I've got articles that contain certain words I'd like to replace with links.

These words are between <p></p> tags. The word is identified by having a space in front of it and after it. I only want to replace the word with the link.

This is what I have done so far (the test word is hello), but it doesn't work:

Code:


$patterns[0] = "/<p>.+\s(hello)\s.+<\/p>/i";
$replacements[0] = "AAA"; // for testing
$pageContent = preg_replace($patterns, $replacements, $pageContent);

Thanks in advance.

6:45 pm on Dec 26, 2008 (gmt 0)

WebmasterWorld Administrator coopster is a WebmasterWorld Top Contributor of All Time 10+ Year Member



I only want to replace the word with the link.

You have to grab the rest of your pattern then and store it as well so you can use it in the replacement. Note the additional parentheses added to the pattern and the use of the variables in the replacement:

$patterns[0] = "/(<p>.*\b)(hello)(\b.*<\/p>)/is"; 
$replacements[0] = "$1AAA$3"; // for testing

I used word boundaries here rather than space characters as the word may appear at the beginning or end of the element text with no space characters between it and the end. For example ...
<p>hello</p>
8:38 pm on Dec 26, 2008 (gmt 0)

5+ Year Member



thanks coopster, that got me going in the right direction.

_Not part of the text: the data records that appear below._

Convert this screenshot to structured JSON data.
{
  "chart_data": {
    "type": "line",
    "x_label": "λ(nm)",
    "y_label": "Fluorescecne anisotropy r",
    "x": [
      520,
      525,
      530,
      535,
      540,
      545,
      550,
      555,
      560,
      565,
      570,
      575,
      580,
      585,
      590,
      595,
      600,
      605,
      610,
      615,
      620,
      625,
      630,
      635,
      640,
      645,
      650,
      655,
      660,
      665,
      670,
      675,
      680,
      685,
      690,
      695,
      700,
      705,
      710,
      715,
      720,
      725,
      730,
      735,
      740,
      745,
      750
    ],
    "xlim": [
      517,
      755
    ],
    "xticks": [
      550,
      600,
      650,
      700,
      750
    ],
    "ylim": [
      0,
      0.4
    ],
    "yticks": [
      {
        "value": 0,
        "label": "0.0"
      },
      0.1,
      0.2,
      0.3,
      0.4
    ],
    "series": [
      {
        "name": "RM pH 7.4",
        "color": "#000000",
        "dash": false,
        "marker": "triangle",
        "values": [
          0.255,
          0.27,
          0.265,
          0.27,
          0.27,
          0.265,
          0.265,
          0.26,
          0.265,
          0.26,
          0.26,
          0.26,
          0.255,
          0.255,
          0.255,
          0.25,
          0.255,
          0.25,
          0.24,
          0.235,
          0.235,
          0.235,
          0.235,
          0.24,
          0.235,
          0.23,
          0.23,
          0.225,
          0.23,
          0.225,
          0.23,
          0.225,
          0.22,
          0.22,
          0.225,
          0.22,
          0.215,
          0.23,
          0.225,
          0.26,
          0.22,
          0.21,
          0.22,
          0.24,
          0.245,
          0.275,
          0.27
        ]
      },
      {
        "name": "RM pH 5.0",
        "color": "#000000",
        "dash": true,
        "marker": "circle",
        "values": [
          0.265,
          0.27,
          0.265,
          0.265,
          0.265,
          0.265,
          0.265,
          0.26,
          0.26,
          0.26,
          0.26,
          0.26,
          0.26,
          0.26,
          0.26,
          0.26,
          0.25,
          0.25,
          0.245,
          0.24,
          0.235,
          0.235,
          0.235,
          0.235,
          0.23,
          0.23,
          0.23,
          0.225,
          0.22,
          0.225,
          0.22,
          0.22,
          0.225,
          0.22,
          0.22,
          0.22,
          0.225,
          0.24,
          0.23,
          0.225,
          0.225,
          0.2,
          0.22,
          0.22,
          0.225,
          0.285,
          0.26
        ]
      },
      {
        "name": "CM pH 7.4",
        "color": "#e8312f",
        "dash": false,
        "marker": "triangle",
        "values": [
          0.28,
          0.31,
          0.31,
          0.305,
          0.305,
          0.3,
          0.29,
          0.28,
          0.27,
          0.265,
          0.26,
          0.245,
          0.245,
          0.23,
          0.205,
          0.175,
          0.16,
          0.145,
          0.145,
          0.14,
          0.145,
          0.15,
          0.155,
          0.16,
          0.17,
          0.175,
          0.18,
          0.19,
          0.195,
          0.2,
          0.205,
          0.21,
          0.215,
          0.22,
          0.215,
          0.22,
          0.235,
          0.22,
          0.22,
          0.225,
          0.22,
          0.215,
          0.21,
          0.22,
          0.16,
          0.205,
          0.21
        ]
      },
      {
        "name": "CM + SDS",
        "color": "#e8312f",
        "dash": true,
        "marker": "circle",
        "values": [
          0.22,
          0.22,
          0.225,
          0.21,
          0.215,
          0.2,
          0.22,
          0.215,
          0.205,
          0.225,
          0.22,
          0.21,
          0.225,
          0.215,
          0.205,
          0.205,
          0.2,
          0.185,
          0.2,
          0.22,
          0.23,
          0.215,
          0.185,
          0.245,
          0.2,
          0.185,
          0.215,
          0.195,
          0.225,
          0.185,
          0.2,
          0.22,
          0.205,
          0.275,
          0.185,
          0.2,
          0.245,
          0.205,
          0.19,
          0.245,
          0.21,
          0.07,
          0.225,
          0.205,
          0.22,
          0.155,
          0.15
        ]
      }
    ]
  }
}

I modified it a bit, so it's ungreedy as well as won't match words that are already contained in html:


$patterns[0] = "/(<p>[^<]*\b)(hello)(\b[^>]*<\/p>)/isU";

So it will match

<p>Hello there</p>

but not


<p><a href="/">Hello</a> there</p>

or


<p><table class="hello"><tr>...</tr></table> there</p>

[edited by: eelixduppy at 6:38 am (utc) on Dec. 27, 2008]
[edit reason] disabled smileys [/edit]

8:53 pm on Dec 26, 2008 (gmt 0)

WebmasterWorld Administrator coopster is a WebmasterWorld Top Contributor of All Time 10+ Year Member



Yeah, I was thinking about that when I threw the expression down the first time. I was actually going to do that for you but when you said the word was in paragraph tags I figured that was it, nothing more, so I left it as is. Are you certain you want your second tag marker like that? The regex as is with the end tag marker match of
[^>]*
will not match on something like
<p>Hello there <b>darkage</b>!</p>
I would think you will want to keep the dot metacharacter there. If not, since you are no longer using the dot metacharacter you can drop that "s" modifier.

You shouldn't need that ungreedy modifier. Were you having unexpected results without it?

9:35 pm on Dec 26, 2008 (gmt 0)

5+ Year Member



The ungreedy modified is due to having several paragraphs <p></p> so I want to make the "smallest" match, which might not be needed since I negating the '<' and '>'.

I have an issue though with negating the '<' and '>'. I cant replace multiple keywords with links within the same paragraph as once the first replacement is done, it now contains <a href="" ... so all other matches on that paragraph fails.

Have to look into what's the best way to solve it (avoid replacing keywords that have already been replaced and thus are a link or in other words avoid links in links - get it? :-).

Any input ?

3:26 pm on Dec 27, 2008 (gmt 0)

WebmasterWorld Administrator coopster is a WebmasterWorld Top Contributor of All Time 10+ Year Member



Depending on which version of PHP you are running, you may be able to use Recursive patterns [php.net]. They are a bit more advanced but pretty powerful once you get a grip on them. The PHP manual page I linked to there has some information but the perlre [perldoc.perl.org] manual page has much more information.